七左町にお稲荷さんがあり、そこを管理されている方から数年前に額の修理の依頼がありました。
関東大震災で倒壊した建物を再建した際、資金を出された氏子さん達でしょうか、1句ずつ詠んだものを額装してありました。昭和戊辰三年とありますので1928年、今から87年前の作品です。依頼された方は、「今ならビール飲んでカラオケ歌って終わりだろう。当時の方が文化の程度が高かったのではないか」と笑っておられました。
額は、鍵のかかる建物の内側の高いところに掲げられるため、せっかく修理しても普段は目にすることができません。見れば、近辺の方々の、よくお見かけする姓が並んでおりますので、複製を作成し、差し上げたところ大変喜ばれ、その後、何度も複製の印刷のご注文を下さるようになりました。歌を詠まれた方の子孫がご近所に何件もおられるようで、差し上げると喜ばれるのだそうです。
作品のオリジナルは題字の右側に彩色された菊の絵が添えられておりましたが、当時、色彩のある作品の電子化の技術が未熟でしたので割愛させていただきました。高さは書道の半切の幅より大きかったのですが、複製では半切幅に収まるよう、縮尺を調整させていただきました。細い線の部分が点々となって しまっている部分がありますが、デジタル化の際にギザギザになったのではなく、書かれていたのが粗い織物だったためです。大きな紙 が漉けるようになったのは、横山大観の時代あたりから、と聞いたことがあり、それ以前は、大きな作品は絵絹に描かれていたようです。復興の記念と言うこと で、あまり予算が掛けられなかったのでしょうか。手ぬぐいのような織りの粗い布が使われておりました。。

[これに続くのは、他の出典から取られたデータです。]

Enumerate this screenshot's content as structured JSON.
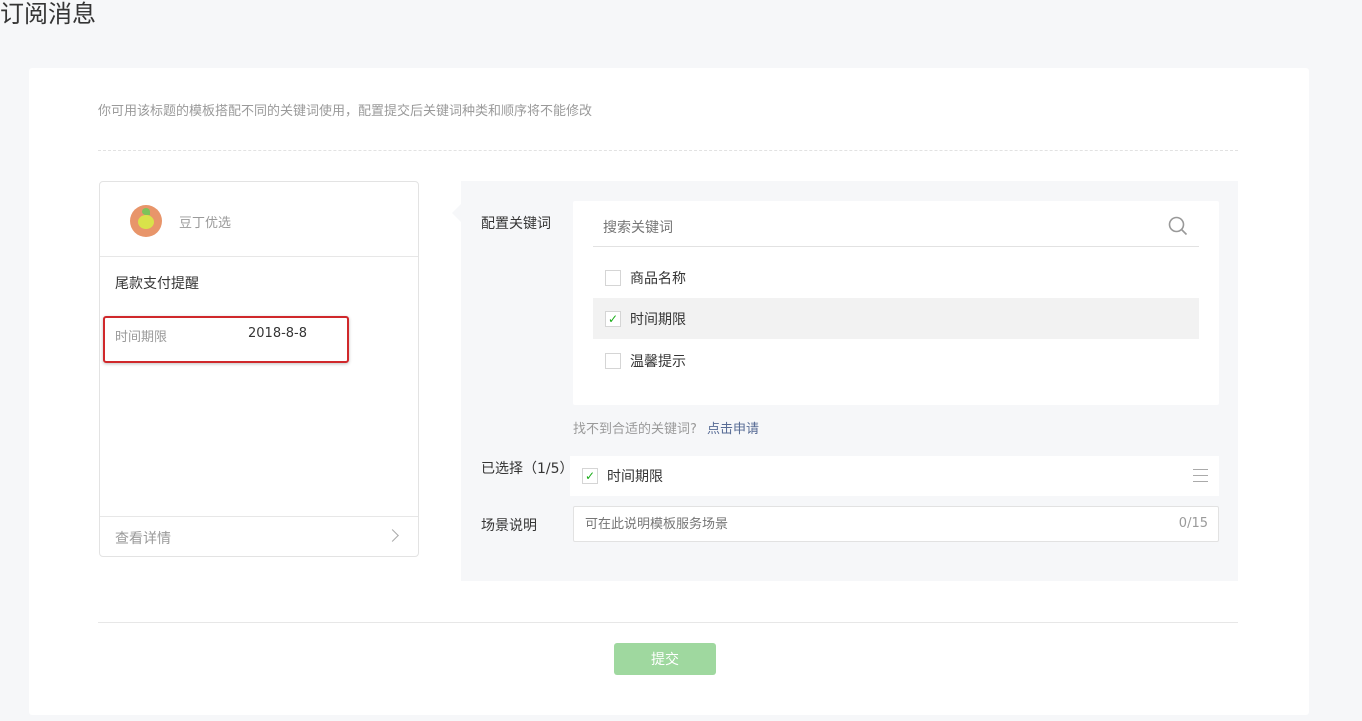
{
  "page": {
    "title": "订阅消息",
    "description": "你可用该标题的模板搭配不同的关键词使用，配置提交后关键词种类和顺序将不能修改"
  },
  "preview": {
    "account_name": "豆丁优选",
    "message_title": "尾款支付提醒",
    "field_label": "时间期限",
    "field_value": "2018-8-8",
    "details_link": "查看详情"
  },
  "config": {
    "keyword_label": "配置关键词",
    "search_placeholder": "搜索关键词",
    "keywords": [
      {
        "label": "商品名称",
        "checked": false
      },
      {
        "label": "时间期限",
        "checked": true
      },
      {
        "label": "温馨提示",
        "checked": false
      }
    ],
    "hint": "找不到合适的关键词?",
    "apply_link": "点击申请",
    "selected_label": "已选择（1/5）",
    "selected": [
      {
        "label": "时间期限"
      }
    ],
    "scene_label": "场景说明",
    "scene_placeholder": "可在此说明模板服务场景",
    "scene_counter": "0/15"
  },
  "submit_label": "提交",
  "colors": {
    "accent": "#1aad19",
    "link": "#576b95",
    "highlight": "#d0282b",
    "submit_disabled": "#9fd89f"
  }
}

お稲荷さんは、通っていた小学校の近くですので、何度か遊んだことのある、良く知った場所です。
鬱蒼とした木立に囲まれていた記憶がありますが、七左町界隈が区画整理となり、道が付け変わるのに伴って木も伐採されたため、通りからよく見えるようになりました。
写真は近くにできたスーパーの駐車場から見たお稲荷さんの裏側です。突然現れたように見えたのか、どこから移築してきたのが尋ねる人もあったそうです。300年前からそこにあったと答えられたとのこと。